O Comitê de Política Monetária (Copom) do Banco Central reduziu nesta quarta-feira (17) a taxa básica de juros da economia. A Selic caiu 0,25 ponto percentual, de 14,50% para 14,25% ao ano. É o terceiro corte consecutivo promovido pelo comitê.
A Selic é o principal instrumento do BC para controlar a inflação. Juros mais altos encarecem o crédito – cartão, parcelamentos, capital de giro, financiamento de veículos e imóveis – e esfriam o consumo e os investimentos. Quando a taxa cai, o objetivo é estimular a atividade econômica, desde que sem perder o controle sobre os preços.
Na reunião anterior, em abril, o Copom já havia sinalizado um ritmo mais lento de redução dos juros, citando as incertezas ligadas aos conflitos no Oriente Médio e a perspectiva de uma inflação mais resistente por um período prolongado.
Entre junho de 2025 e março deste ano, a Selic ficou em 15% ao ano, o maior nível em quase duas décadas. O ciclo de cortes começou em março, em um cenário de desaceleração da inflação.
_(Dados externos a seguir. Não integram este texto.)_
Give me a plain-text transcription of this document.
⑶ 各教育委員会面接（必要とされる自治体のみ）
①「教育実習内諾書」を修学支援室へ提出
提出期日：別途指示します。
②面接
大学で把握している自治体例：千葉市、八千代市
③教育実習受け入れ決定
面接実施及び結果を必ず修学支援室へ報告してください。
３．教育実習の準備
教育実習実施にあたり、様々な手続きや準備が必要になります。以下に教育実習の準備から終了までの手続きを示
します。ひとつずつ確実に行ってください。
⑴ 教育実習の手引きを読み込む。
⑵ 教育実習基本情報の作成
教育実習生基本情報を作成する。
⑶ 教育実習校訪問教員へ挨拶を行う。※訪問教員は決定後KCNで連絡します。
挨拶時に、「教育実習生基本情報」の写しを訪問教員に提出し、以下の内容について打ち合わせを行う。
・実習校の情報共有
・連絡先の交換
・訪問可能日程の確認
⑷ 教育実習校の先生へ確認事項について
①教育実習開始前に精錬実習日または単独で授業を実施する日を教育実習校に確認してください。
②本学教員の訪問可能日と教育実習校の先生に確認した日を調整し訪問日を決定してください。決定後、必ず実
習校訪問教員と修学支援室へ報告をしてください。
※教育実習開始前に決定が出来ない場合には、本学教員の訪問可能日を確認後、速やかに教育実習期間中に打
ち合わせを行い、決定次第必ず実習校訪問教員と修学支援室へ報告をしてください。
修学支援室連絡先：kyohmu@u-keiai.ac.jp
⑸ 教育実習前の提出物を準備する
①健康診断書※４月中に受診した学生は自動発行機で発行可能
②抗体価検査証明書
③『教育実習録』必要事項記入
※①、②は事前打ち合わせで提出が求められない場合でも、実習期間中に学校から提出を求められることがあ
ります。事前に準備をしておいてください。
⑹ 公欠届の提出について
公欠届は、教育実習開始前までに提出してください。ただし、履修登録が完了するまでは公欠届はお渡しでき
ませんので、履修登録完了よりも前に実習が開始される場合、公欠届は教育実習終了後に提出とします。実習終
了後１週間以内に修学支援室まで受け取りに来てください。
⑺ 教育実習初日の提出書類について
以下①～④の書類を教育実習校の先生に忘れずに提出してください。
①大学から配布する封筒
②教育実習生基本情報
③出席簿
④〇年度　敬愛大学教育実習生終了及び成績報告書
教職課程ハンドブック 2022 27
Porém, a guerra no Oriente Médio, com impacto direto sobre os preços de combustíveis e alimentos, tem dificultado uma queda mais rápida da taxa.
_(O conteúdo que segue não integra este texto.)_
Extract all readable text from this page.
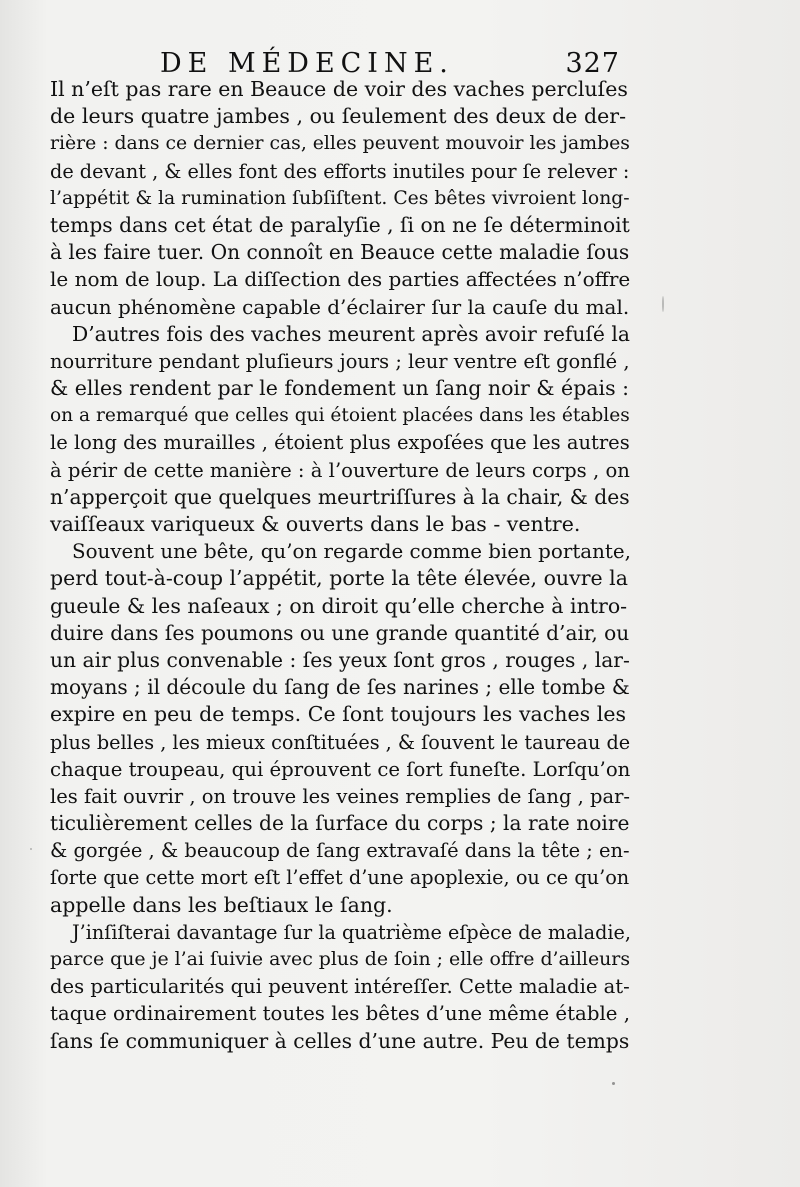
DE MÉDECINE.	327
Il n’eſt pas rare en Beauce de voir des vaches percluſes
de leurs quatre jambes , ou ſeulement des deux de der-
rière : dans ce dernier cas, elles peuvent mouvoir les jambes
de devant , & elles font des efforts inutiles pour ſe relever :
l’appétit & la rumination ſubſiſtent. Ces bêtes vivroient long-
temps dans cet état de paralyſie , ſi on ne ſe déterminoit
à les faire tuer. On connoît en Beauce cette maladie ſous
le nom de loup. La diſſection des parties affectées n’offre
aucun phénomène capable d’éclairer ſur la cauſe du mal.
D’autres fois des vaches meurent après avoir refuſé la
nourriture pendant pluſieurs jours ; leur ventre eſt gonflé ,
& elles rendent par le fondement un ſang noir & épais :
on a remarqué que celles qui étoient placées dans les étables
le long des murailles , étoient plus expoſées que les autres
à périr de cette manière : à l’ouverture de leurs corps , on
n’apperçoit que quelques meurtriſſures à la chair, & des
vaiſſeaux variqueux & ouverts dans le bas - ventre.
Souvent une bête, qu’on regarde comme bien portante,
perd tout-à-coup l’appétit, porte la tête élevée, ouvre la
gueule & les naſeaux ; on diroit qu’elle cherche à intro-
duire dans ſes poumons ou une grande quantité d’air, ou
un air plus convenable : ſes yeux ſont gros , rouges , lar-
moyans ; il découle du ſang de ſes narines ; elle tombe &
expire en peu de temps. Ce ſont toujours les vaches les
plus belles , les mieux conſtituées , & ſouvent le taureau de
chaque troupeau, qui éprouvent ce ſort funeſte. Lorſqu’on
les fait ouvrir , on trouve les veines remplies de ſang , par-
ticulièrement celles de la ſurface du corps ; la rate noire
& gorgée , & beaucoup de ſang extravaſé dans la tête ; en-
ſorte que cette mort eſt l’effet d’une apoplexie, ou ce qu’on
appelle dans les beſtiaux le ſang.
J’inſiſterai davantage ſur la quatrième eſpèce de maladie,
parce que je l’ai ſuivie avec plus de ſoin ; elle offre d’ailleurs
des particularités qui peuvent intéreſſer. Cette maladie at-
taque ordinairement toutes les bêtes d’une même étable ,
ſans ſe communiquer à celles d’une autre. Peu de temps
Conflito externo pesa na decisão
No comunicado divulgado após a reunião, o Copom destacou que a permanência das incertezas em torno de um cessar-fogo no Oriente Médio, assim como os efeitos já sentidos dos conflitos, foi determinante para a decisão de reduzir a Selic em 0,25 ponto.
Segundo o BC, o ambiente internacional segue desafiador para economias emergentes, marcado por maior volatilidade nos preços de ativos e de commodities.
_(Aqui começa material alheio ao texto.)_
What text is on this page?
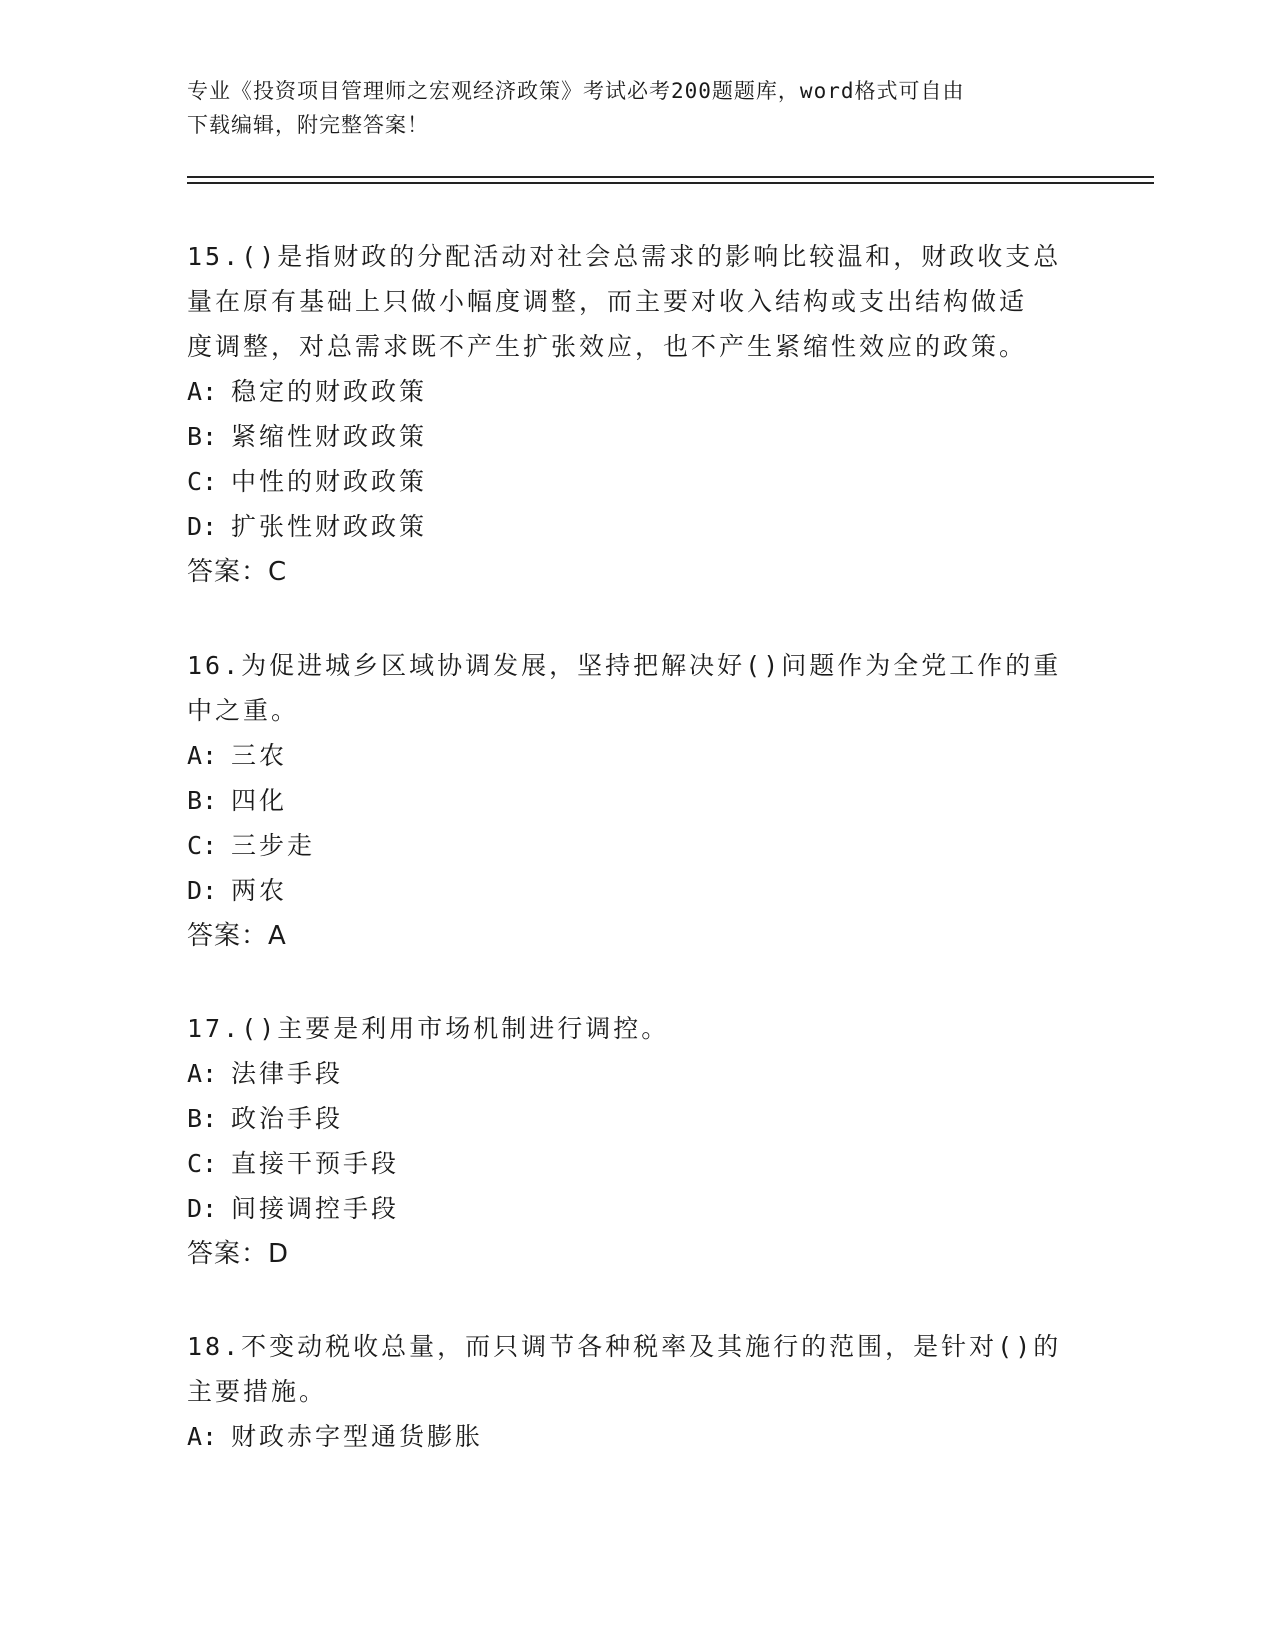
专业《投资项目管理师之宏观经济政策》考试必考200题题库，word格式可自由
下载编辑，附完整答案！
15.()是指财政的分配活动对社会总需求的影响比较温和，财政收支总
量在原有基础上只做小幅度调整，而主要对收入结构或支出结构做适
度调整，对总需求既不产生扩张效应，也不产生紧缩性效应的政策。
A: 稳定的财政政策
B: 紧缩性财政政策
C: 中性的财政政策
D: 扩张性财政政策
答案：C
16.为促进城乡区域协调发展，坚持把解决好()问题作为全党工作的重
中之重。
A: 三农
B: 四化
C: 三步走
D: 两农
答案：A
17.()主要是利用市场机制进行调控。
A: 法律手段
B: 政治手段
C: 直接干预手段
D: 间接调控手段
答案：D
18.不变动税收总量，而只调节各种税率及其施行的范围，是针对()的
主要措施。
A: 财政赤字型通货膨胀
“No cenário atual, caracterizado por forte aumento da incerteza, o Comitê reafirma serenidade e cautela na condução da política monetária. Sem prejuízo de seu objetivo fundamental de assegurar a estabilidade de preços, essa decisão também implica suavização das flutuações do nível de atividade econômica e fomento do pleno emprego”, afirmou o Copom.
Atividade em alta e inflação mais pressionada
Em relação ao cenário doméstico, o comitê avaliou que os indicadores apontam aceleração da atividade econômica no primeiro trimestre do ano, com setores mais cíclicos voltando a ter papel relevante e o mercado de trabalho ainda mostrando resiliência.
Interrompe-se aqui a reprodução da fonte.